The first solution that I found calculates a lagged difference between each row. I also wanted this calculation- so it was helpful to find:

#Calculate lagged differences
df_new <- df %>% 
# group by condition
group_by(id) %>% 
# find difference
mutate(diff = num - lag(num))

Here the difference is between A.1 and A.2; then A.2 and A.3 etc...

What I would like to do now is calculate the difference with respect to the first value of each group.
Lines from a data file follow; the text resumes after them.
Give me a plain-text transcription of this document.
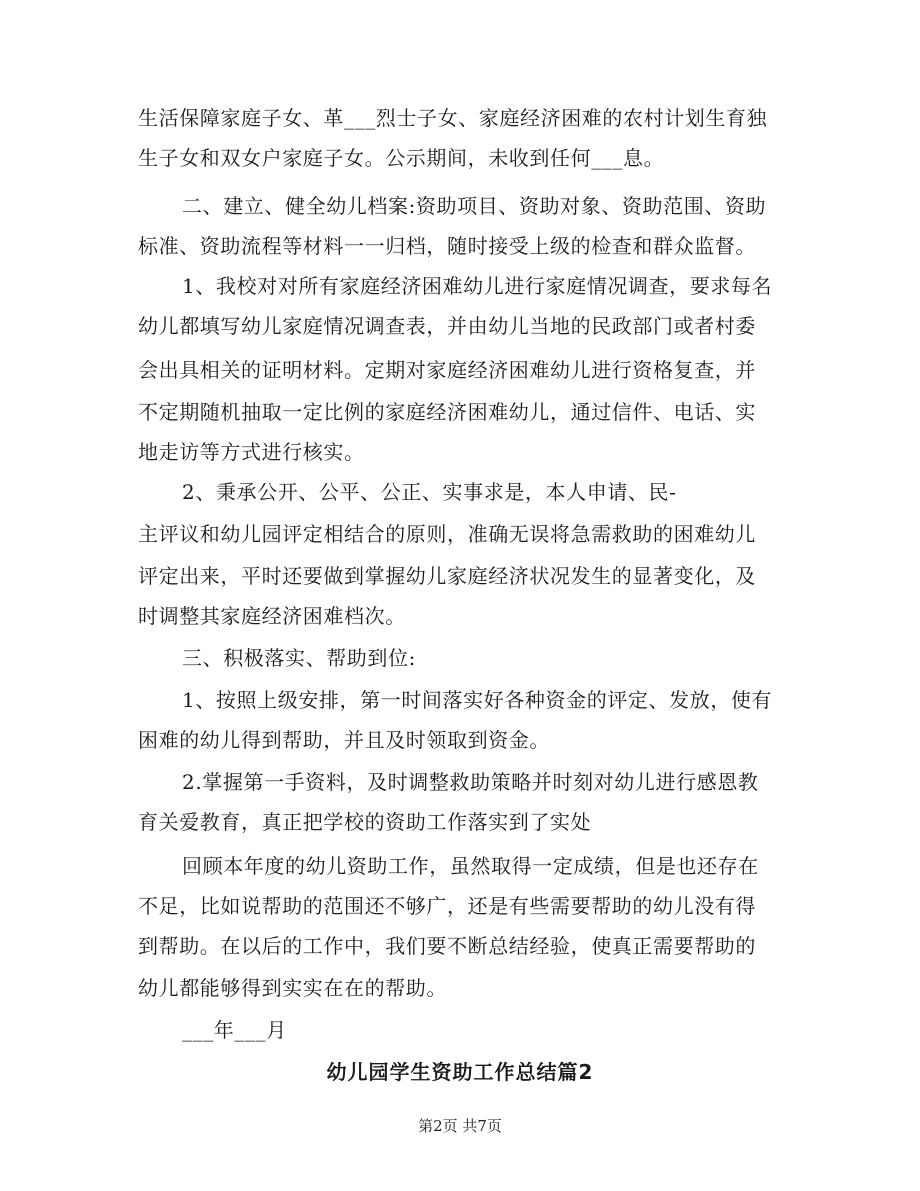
生活保障家庭子女、革___烈士子女、家庭经济困难的农村计划生育独
生子女和双女户家庭子女。公示期间，未收到任何___息。
二、建立、健全幼儿档案:资助项目、资助对象、资助范围、资助
标准、资助流程等材料一一归档，随时接受上级的检查和群众监督。
1、我校对对所有家庭经济困难幼儿进行家庭情况调查，要求每名
幼儿都填写幼儿家庭情况调查表，并由幼儿当地的民政部门或者村委
会出具相关的证明材料。定期对家庭经济困难幼儿进行资格复查，并
不定期随机抽取一定比例的家庭经济困难幼儿，通过信件、电话、实
地走访等方式进行核实。
2、秉承公开、公平、公正、实事求是，本人申请、民-
主评议和幼儿园评定相结合的原则，准确无误将急需救助的困难幼儿
评定出来，平时还要做到掌握幼儿家庭经济状况发生的显著变化，及
时调整其家庭经济困难档次。
三、积极落实、帮助到位:
1、按照上级安排，第一时间落实好各种资金的评定、发放，使有
困难的幼儿得到帮助，并且及时领取到资金。
2.掌握第一手资料，及时调整救助策略并时刻对幼儿进行感恩教
育关爱教育，真正把学校的资助工作落实到了实处
回顾本年度的幼儿资助工作，虽然取得一定成绩，但是也还存在
不足，比如说帮助的范围还不够广，还是有些需要帮助的幼儿没有得
到帮助。在以后的工作中，我们要不断总结经验，使真正需要帮助的
幼儿都能够得到实实在在的帮助。
___年___月
幼儿园学生资助工作总结篇2
第2页 共7页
So for letter A, I would like to calculate 1 - 8, then 1 - 6, and finally 1 - 3. Any suggestions?

One clunky solution (linked above) is to create two (or more) columns for each distance lagged and some how merge the results that I want

df_clunky = df %>%
group_by(id) %>%
mutate(
deltaLag1 = num - lag(num, 1),
deltaLag2 = num - lag(num, 2))
1

There are 1 answers

0
lmo On BEST ANSWER

Here is a base R method with replace and ave

ave(df$num , df$id, FUN=function(x) replace(x - x[1], 1, NA))
[1] NA  7  5  2 NA  0  2

ave applies the replace function to each id. replace takes the difference of the vector and the first element in the vector as its input and replaces NA into the first element.